Set the 3 secrets values (base64 encoded), for Prism Central Username, Prism Central User Password, and Prism Central FQDN or IP
Launch the app with this command in the namespace of your choice
kubectl apply -f autoscale.yaml -n <namespace>
Check if your deployment is runing, with 1 pod running.
Look at the container logs, you should have something like that
nke-autoscale-67c8c6c994-p7799 Getting Kubeconfig file to start...
nke-autoscale-67c8c6c994-p7799 . Ok
nke-autoscale-67c8c6c994-p7799 Checking metrics availability...

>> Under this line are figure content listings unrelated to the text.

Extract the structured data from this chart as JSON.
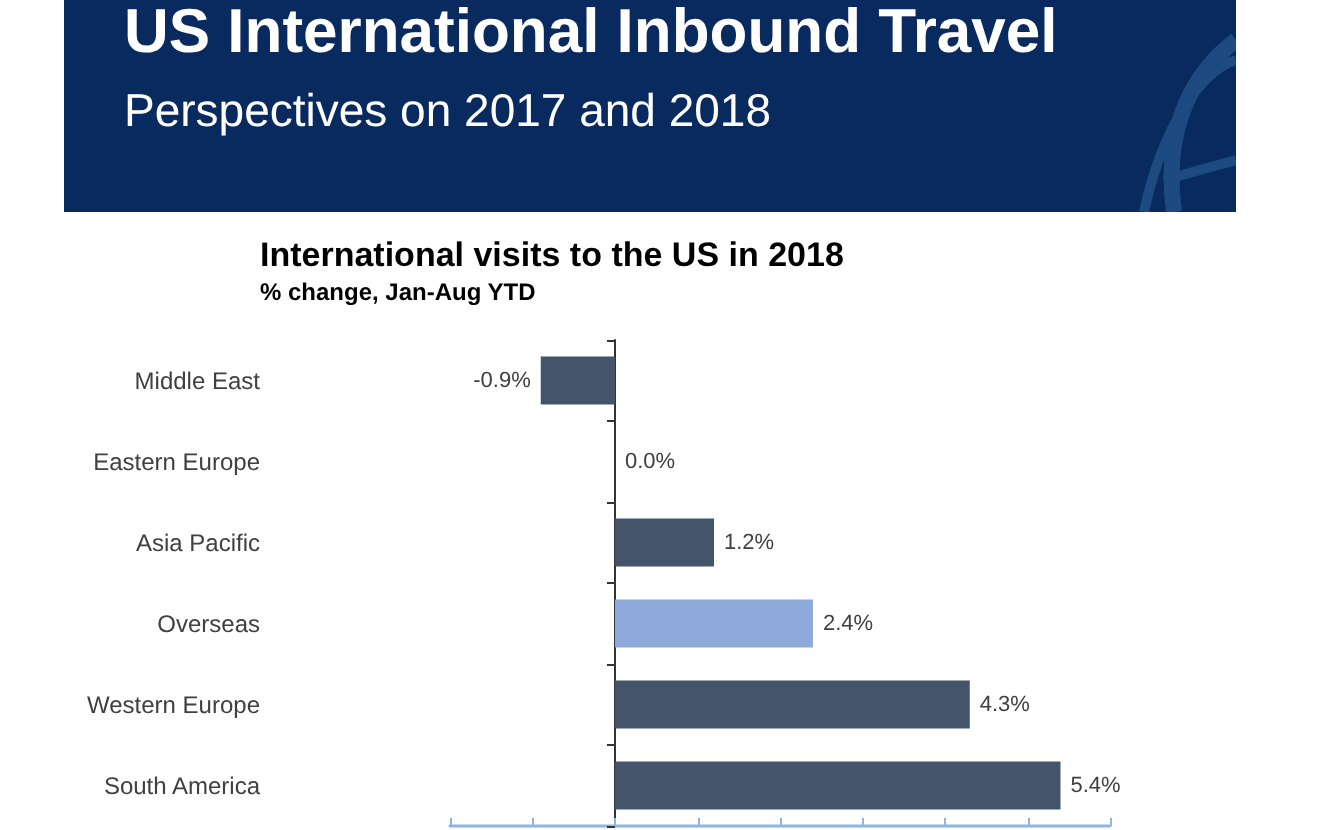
{
  "chart_data": {
    "type": "bar",
    "orientation": "horizontal",
    "title": "International visits to the US in 2018",
    "subtitle": "% change, Jan-Aug YTD",
    "annotations": [
      "US International Inbound Travel",
      "Perspectives on 2017 and 2018"
    ],
    "categories": [
      "Middle East",
      "Eastern Europe",
      "Asia Pacific",
      "Overseas",
      "Western Europe",
      "South America"
    ],
    "values": [
      -0.9,
      0.0,
      1.2,
      2.4,
      4.3,
      5.4
    ],
    "value_labels": [
      "-0.9%",
      "0.0%",
      "1.2%",
      "2.4%",
      "4.3%",
      "5.4%"
    ],
    "colors": [
      "#44546a",
      "#44546a",
      "#44546a",
      "#8eaadb",
      "#44546a",
      "#44546a"
    ],
    "xlim": [
      -2,
      6
    ],
    "xticks": [
      {
        "value": -2,
        "label": null
      },
      {
        "value": -1,
        "label": null
      },
      {
        "value": 0,
        "label": null
      },
      {
        "value": 1,
        "label": null
      },
      {
        "value": 2,
        "label": null
      },
      {
        "value": 3,
        "label": null
      },
      {
        "value": 4,
        "label": null
      },
      {
        "value": 5,
        "label": null
      },
      {
        "value": 6,
        "label": null
      }
    ],
    "tick_labels": "y",
    "grid": false
  }
}
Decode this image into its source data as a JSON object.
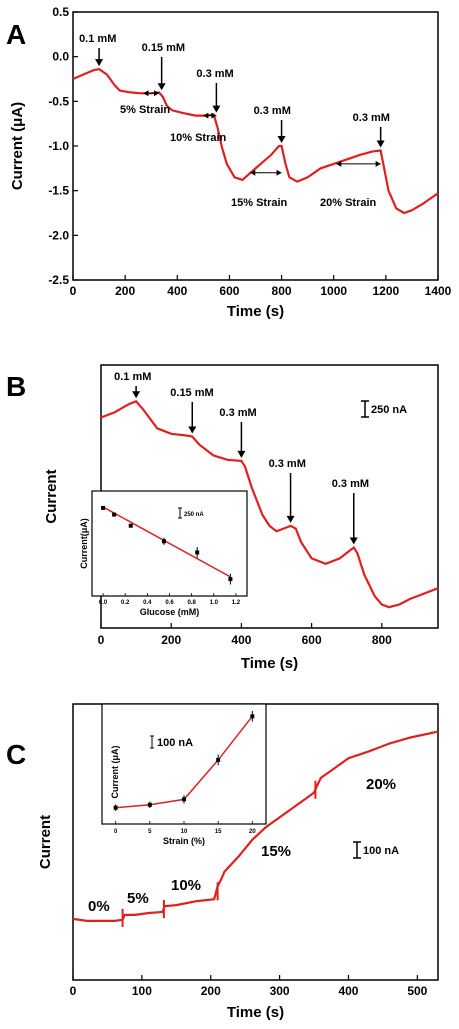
{
  "chart_data": [
    {
      "panel": "A",
      "type": "line",
      "xlabel": "Time (s)",
      "ylabel": "Current (μA)",
      "xlim": [
        0,
        1400
      ],
      "ylim": [
        -2.5,
        0.5
      ],
      "xticks": [
        0,
        200,
        400,
        600,
        800,
        1000,
        1200,
        1400
      ],
      "yticks": [
        -2.5,
        -2.0,
        -1.5,
        -1.0,
        -0.5,
        0.0,
        0.5
      ],
      "series": [
        {
          "color": "#e02020",
          "x": [
            0,
            40,
            80,
            100,
            130,
            160,
            180,
            220,
            260,
            300,
            330,
            345,
            360,
            380,
            420,
            470,
            510,
            540,
            555,
            570,
            590,
            620,
            650,
            680,
            720,
            760,
            790,
            800,
            815,
            830,
            860,
            900,
            950,
            1000,
            1050,
            1100,
            1150,
            1180,
            1190,
            1210,
            1240,
            1270,
            1300,
            1340,
            1380,
            1400
          ],
          "y": [
            -0.25,
            -0.2,
            -0.15,
            -0.14,
            -0.2,
            -0.32,
            -0.38,
            -0.4,
            -0.41,
            -0.41,
            -0.4,
            -0.45,
            -0.55,
            -0.6,
            -0.63,
            -0.66,
            -0.66,
            -0.65,
            -0.8,
            -1.0,
            -1.2,
            -1.35,
            -1.38,
            -1.3,
            -1.2,
            -1.1,
            -1.0,
            -1.0,
            -1.2,
            -1.35,
            -1.4,
            -1.35,
            -1.25,
            -1.2,
            -1.15,
            -1.1,
            -1.06,
            -1.05,
            -1.2,
            -1.5,
            -1.7,
            -1.75,
            -1.72,
            -1.65,
            -1.57,
            -1.53
          ]
        }
      ],
      "annotations": [
        {
          "label": "0.1 mM",
          "x": 100,
          "y": -0.14
        },
        {
          "label": "0.15 mM",
          "x": 340,
          "y": -0.41
        },
        {
          "label": "0.3 mM",
          "x": 550,
          "y": -0.66
        },
        {
          "label": "0.3 mM",
          "x": 800,
          "y": -1.0
        },
        {
          "label": "0.3 mM",
          "x": 1180,
          "y": -1.05
        }
      ],
      "strain_labels": [
        {
          "label": "5% Strain",
          "x0": 270,
          "x1": 330,
          "y": -0.41
        },
        {
          "label": "10% Strain",
          "x0": 500,
          "x1": 550,
          "y": -0.66
        },
        {
          "label": "15% Strain",
          "x0": 680,
          "x1": 800,
          "y": -1.3
        },
        {
          "label": "20% Strain",
          "x0": 1010,
          "x1": 1180,
          "y": -1.2
        }
      ]
    },
    {
      "panel": "B",
      "type": "line",
      "xlabel": "Time (s)",
      "ylabel": "Current",
      "xlim": [
        0,
        960
      ],
      "xticks": [
        0,
        200,
        400,
        600,
        800
      ],
      "scale_bar": "250 nA",
      "series": [
        {
          "color": "#e02020",
          "x": [
            0,
            40,
            80,
            100,
            120,
            160,
            200,
            240,
            260,
            280,
            320,
            360,
            400,
            410,
            430,
            460,
            480,
            500,
            520,
            540,
            555,
            570,
            600,
            640,
            680,
            710,
            720,
            730,
            750,
            780,
            800,
            820,
            850,
            880,
            920,
            960
          ],
          "y": [
            0,
            0.1,
            0.25,
            0.3,
            0.15,
            -0.2,
            -0.3,
            -0.33,
            -0.35,
            -0.5,
            -0.7,
            -0.78,
            -0.8,
            -0.9,
            -1.3,
            -1.8,
            -2.0,
            -2.1,
            -2.05,
            -2.0,
            -2.05,
            -2.3,
            -2.6,
            -2.7,
            -2.6,
            -2.45,
            -2.4,
            -2.5,
            -2.9,
            -3.3,
            -3.45,
            -3.5,
            -3.45,
            -3.35,
            -3.25,
            -3.15
          ]
        }
      ],
      "annotations": [
        {
          "label": "0.1 mM",
          "x": 100
        },
        {
          "label": "0.15 mM",
          "x": 260
        },
        {
          "label": "0.3 mM",
          "x": 400
        },
        {
          "label": "0.3 mM",
          "x": 540
        },
        {
          "label": "0.3 mM",
          "x": 720
        }
      ],
      "inset": {
        "type": "scatter",
        "xlabel": "Glucose (mM)",
        "ylabel": "Current(μA)",
        "scale_bar": "250 nA",
        "xlim": [
          -0.1,
          1.3
        ],
        "xticks": [
          "0.0",
          "0.2",
          "0.4",
          "0.6",
          "0.8",
          "1.0",
          "1.2"
        ],
        "x": [
          0.0,
          0.1,
          0.25,
          0.55,
          0.85,
          1.15
        ],
        "y": [
          0,
          -0.15,
          -0.4,
          -0.75,
          -1.0,
          -1.6
        ],
        "yerr": [
          0.03,
          0.03,
          0.03,
          0.08,
          0.12,
          0.12
        ],
        "fit": {
          "x": [
            0.0,
            1.15
          ],
          "y": [
            0.02,
            -1.55
          ]
        }
      }
    },
    {
      "panel": "C",
      "type": "line",
      "xlabel": "Time (s)",
      "ylabel": "Current",
      "xlim": [
        0,
        530
      ],
      "xticks": [
        0,
        100,
        200,
        300,
        400,
        500
      ],
      "scale_bar": "100 nA",
      "series": [
        {
          "color": "#e02020",
          "x": [
            0,
            20,
            40,
            60,
            72,
            75,
            90,
            110,
            130,
            133,
            150,
            180,
            205,
            210,
            215,
            220,
            240,
            260,
            280,
            300,
            320,
            340,
            350,
            355,
            360,
            380,
            400,
            430,
            460,
            490,
            530
          ],
          "y": [
            0.02,
            0.0,
            0.0,
            0.0,
            0.01,
            0.06,
            0.06,
            0.08,
            0.09,
            0.15,
            0.16,
            0.2,
            0.22,
            0.35,
            0.42,
            0.5,
            0.65,
            0.82,
            0.95,
            1.05,
            1.15,
            1.25,
            1.3,
            1.38,
            1.45,
            1.55,
            1.65,
            1.72,
            1.8,
            1.86,
            1.92
          ]
        }
      ],
      "annotations": [
        {
          "label": "0%",
          "x": 40
        },
        {
          "label": "5%",
          "x": 100
        },
        {
          "label": "10%",
          "x": 165
        },
        {
          "label": "15%",
          "x": 295
        },
        {
          "label": "20%",
          "x": 420
        }
      ],
      "inset": {
        "type": "scatter",
        "xlabel": "Strain (%)",
        "ylabel": "Current (μA)",
        "scale_bar": "100 nA",
        "xlim": [
          -2,
          22
        ],
        "xticks": [
          "0",
          "5",
          "10",
          "15",
          "20"
        ],
        "x": [
          0,
          5,
          10,
          15,
          20
        ],
        "y": [
          0.0,
          0.07,
          0.2,
          1.15,
          2.2
        ],
        "yerr": [
          0.03,
          0.03,
          0.05,
          0.08,
          0.08
        ]
      }
    }
  ]
}
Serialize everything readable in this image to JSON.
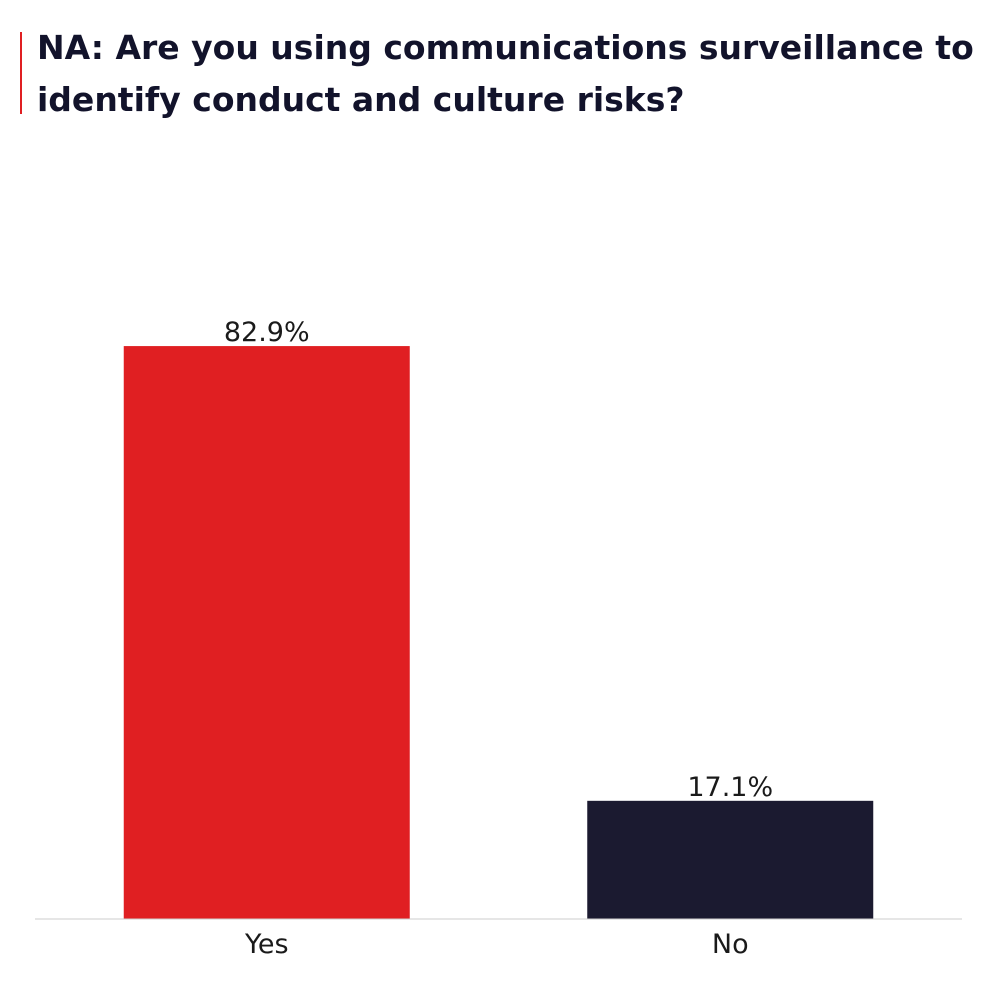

nke-autoscale-67c8c6c994-p7799 . Ok
nke-autoscale-67c8c6c994-p7799
nke-autoscale-67c8c6c994-p7799 We start monitoring cluster scale. Pool frequency : 10s
nke-autoscale-67c8c6c994-p7799 10/31/2022 22:10:53: Average CPU used : 10.19 %, Average ram used : 62.44 %, Average pods used : 28.18 %
nke-autoscale-67c8c6c994-p7799 10/31/2022 22:11:03: Average CPU used : 10.19 %, Average ram used : 62.44 %, Average pods used : 28.18 %
nke-autoscale-67c8c6c994-p7799 10/31/2022 22:11:13: Average CPU used : 10.3 %, Average ram used : 61.48 %, Average pods used : 28.18 %
nke-autoscale-67c8c6c994-p7799 10/31/2022 22:11:23: Average CPU used : 10.3 %, Average ram used : 61.48 %, Average pods used : 28.18 %
nke-autoscale-67c8c6c994-p7799 10/31/2022 22:11:34: Average CPU used : 9.62 %, Average ram used : 63.99 %, Average pods used : 29.09 %
nke-autoscale-67c8c6c994-p7799 10/31/2022 22:11:44: Average CPU used : 9.62 %, Average ram used : 63.99 %, Average pods used : 29.09 %
nke-autoscale-67c8c6c994-p7799 10/31/2022 22:11:54: Average CPU used : 9.62 %, Average ram used : 63.99 %, Average pods used : 29.09 %
All scaling operations will obviously displayed in the logs of the pod.
Do not forget that configmap are not updated in the pod, when you update it. you have to kill the pod to force pod recreation, to get the new configuration.